In bestaande voorbeelden van opdrachten gericht op het werken met gegevens in Docker vindt u veel voorbeelden van het gebruik van de vlag -v. Wanneer u deze opdrachten voor uzelf probeert aan te passen, houd dan rekening met vlaggen --mount и --volume gebruik verschillende parameterformaten. Dat wil zeggen, je kunt niet zomaar vervangen -v op --mount en zorg voor een werkend team.

Het belangrijkste verschil tussen --mount и --volume is dat bij gebruik van de vlag --volume alle parameters worden samen in één veld verzameld, en wanneer ze worden gebruikt --mount de parameters zijn gescheiden.
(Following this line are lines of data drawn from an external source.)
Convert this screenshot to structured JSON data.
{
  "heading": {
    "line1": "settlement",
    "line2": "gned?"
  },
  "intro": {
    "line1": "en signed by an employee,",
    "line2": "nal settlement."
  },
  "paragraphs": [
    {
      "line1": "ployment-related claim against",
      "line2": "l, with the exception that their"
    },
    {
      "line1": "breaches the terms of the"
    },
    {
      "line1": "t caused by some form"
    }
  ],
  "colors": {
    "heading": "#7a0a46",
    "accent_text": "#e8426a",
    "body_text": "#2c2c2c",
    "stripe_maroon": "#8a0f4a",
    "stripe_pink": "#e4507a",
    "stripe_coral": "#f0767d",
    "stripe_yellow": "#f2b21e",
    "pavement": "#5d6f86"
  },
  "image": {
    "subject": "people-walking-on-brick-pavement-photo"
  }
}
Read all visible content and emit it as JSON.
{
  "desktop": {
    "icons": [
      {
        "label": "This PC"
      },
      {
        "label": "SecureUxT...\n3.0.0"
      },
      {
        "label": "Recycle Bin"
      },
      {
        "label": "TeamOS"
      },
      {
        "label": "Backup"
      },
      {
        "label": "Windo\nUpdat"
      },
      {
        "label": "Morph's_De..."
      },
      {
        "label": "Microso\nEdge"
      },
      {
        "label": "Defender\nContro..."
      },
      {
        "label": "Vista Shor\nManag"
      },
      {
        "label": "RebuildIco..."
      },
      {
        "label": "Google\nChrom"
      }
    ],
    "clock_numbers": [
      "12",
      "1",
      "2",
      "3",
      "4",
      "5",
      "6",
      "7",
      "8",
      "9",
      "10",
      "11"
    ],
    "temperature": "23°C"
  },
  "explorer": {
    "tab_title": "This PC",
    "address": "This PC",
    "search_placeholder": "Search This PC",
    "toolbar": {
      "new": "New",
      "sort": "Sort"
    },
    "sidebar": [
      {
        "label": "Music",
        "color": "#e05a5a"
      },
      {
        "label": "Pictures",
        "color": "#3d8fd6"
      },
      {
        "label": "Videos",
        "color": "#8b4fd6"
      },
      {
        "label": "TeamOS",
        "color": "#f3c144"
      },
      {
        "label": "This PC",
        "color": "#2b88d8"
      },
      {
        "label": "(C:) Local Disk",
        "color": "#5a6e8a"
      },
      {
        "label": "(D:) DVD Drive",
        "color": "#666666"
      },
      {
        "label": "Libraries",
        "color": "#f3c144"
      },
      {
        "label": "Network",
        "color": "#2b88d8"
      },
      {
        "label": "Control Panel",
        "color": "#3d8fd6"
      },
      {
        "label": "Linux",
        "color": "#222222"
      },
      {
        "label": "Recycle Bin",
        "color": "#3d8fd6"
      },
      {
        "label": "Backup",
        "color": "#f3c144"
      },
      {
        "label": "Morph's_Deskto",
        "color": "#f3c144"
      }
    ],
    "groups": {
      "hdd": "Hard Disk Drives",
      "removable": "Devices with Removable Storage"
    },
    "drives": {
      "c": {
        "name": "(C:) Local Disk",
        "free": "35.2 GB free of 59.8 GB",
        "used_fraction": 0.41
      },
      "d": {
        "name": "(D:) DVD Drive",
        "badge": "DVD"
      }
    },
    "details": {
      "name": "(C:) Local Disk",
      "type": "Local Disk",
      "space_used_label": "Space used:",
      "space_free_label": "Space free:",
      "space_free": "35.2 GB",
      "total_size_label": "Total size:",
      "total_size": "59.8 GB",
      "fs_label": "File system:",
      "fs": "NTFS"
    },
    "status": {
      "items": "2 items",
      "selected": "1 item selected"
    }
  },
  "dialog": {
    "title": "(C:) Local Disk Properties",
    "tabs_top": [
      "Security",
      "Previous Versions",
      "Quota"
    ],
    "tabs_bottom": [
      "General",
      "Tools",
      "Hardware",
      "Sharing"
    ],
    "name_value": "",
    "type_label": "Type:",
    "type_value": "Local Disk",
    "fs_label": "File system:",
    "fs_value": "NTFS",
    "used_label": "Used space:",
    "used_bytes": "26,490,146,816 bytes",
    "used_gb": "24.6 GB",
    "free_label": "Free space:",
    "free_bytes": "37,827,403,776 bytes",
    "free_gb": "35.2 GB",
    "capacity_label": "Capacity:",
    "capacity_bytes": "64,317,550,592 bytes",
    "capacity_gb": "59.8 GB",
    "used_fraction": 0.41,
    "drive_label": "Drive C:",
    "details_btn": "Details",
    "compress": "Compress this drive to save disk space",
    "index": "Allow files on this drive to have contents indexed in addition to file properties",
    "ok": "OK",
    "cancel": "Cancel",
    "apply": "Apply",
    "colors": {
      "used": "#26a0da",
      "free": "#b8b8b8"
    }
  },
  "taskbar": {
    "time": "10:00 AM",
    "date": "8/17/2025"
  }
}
Bij het werken met --mount parameters worden weergegeven als sleutel-waardeparen, het lijkt er namelijk op key=value. Deze paren worden gescheiden door komma's. Dit zijn de veelgebruikte opties --mount:

  • type - Montage type. De waarde voor de overeenkomstige sleutel kan zijn binden, volume of tmpfs. We hebben het hier over volumes, dat wil zeggen dat we geïnteresseerd zijn in de betekenis volume.
  • source - mount bron. Voor benoemde volumes is dit de volumenaam. Voor naamloze volumes is deze sleutel niet gespecificeerd. Het kan worden ingekort tot src.
  • destination — het pad waarnaar het bestand of de map in de container is gekoppeld. Deze sleutel kan worden ingekort tot dst of target.
  • readonly - koppelt het beoogde volume aan alleen om te lezen. Deze sleutel is optioneel en er is geen waarde aan toegewezen.

Hier is een voorbeeld van gebruik --mount met veel parameters:

docker run --mount type=volume,source=volume_name,destination=/path/in/container,readonly my_image

Resultaten van

Hier zijn enkele nuttige opdrachten die u kunt gebruiken bij het werken met Docker-volumes:

  • docker volume create
  • docker volume ls
  • docker volume inspect
  • docker volume rm
  • docker volume prune

Hier vindt u een lijst met veelgebruikte parameters voor --mount, toepasbaar in een commando zoals docker run --mount my_options my_image:

  • type=volume
  • source=volume_name
  • destination=/path/in/container
  • readonly

Nu we deze Docker-serie hebben voltooid, is het tijd om iets te zeggen over waar Docker-leerlingen naartoe kunnen gaan. Hier geweldig goed artikel over Docker. Hier een boek over Docker (als je dit boek koopt, probeer dan de nieuwste editie te krijgen). Hier Nog een boek dat geschikt is voor degenen die geloven dat oefenen de beste manier is om technologie te leren.

Beste lezers! Welke materialen over Docker zou je aanraden voor beginners om te leren?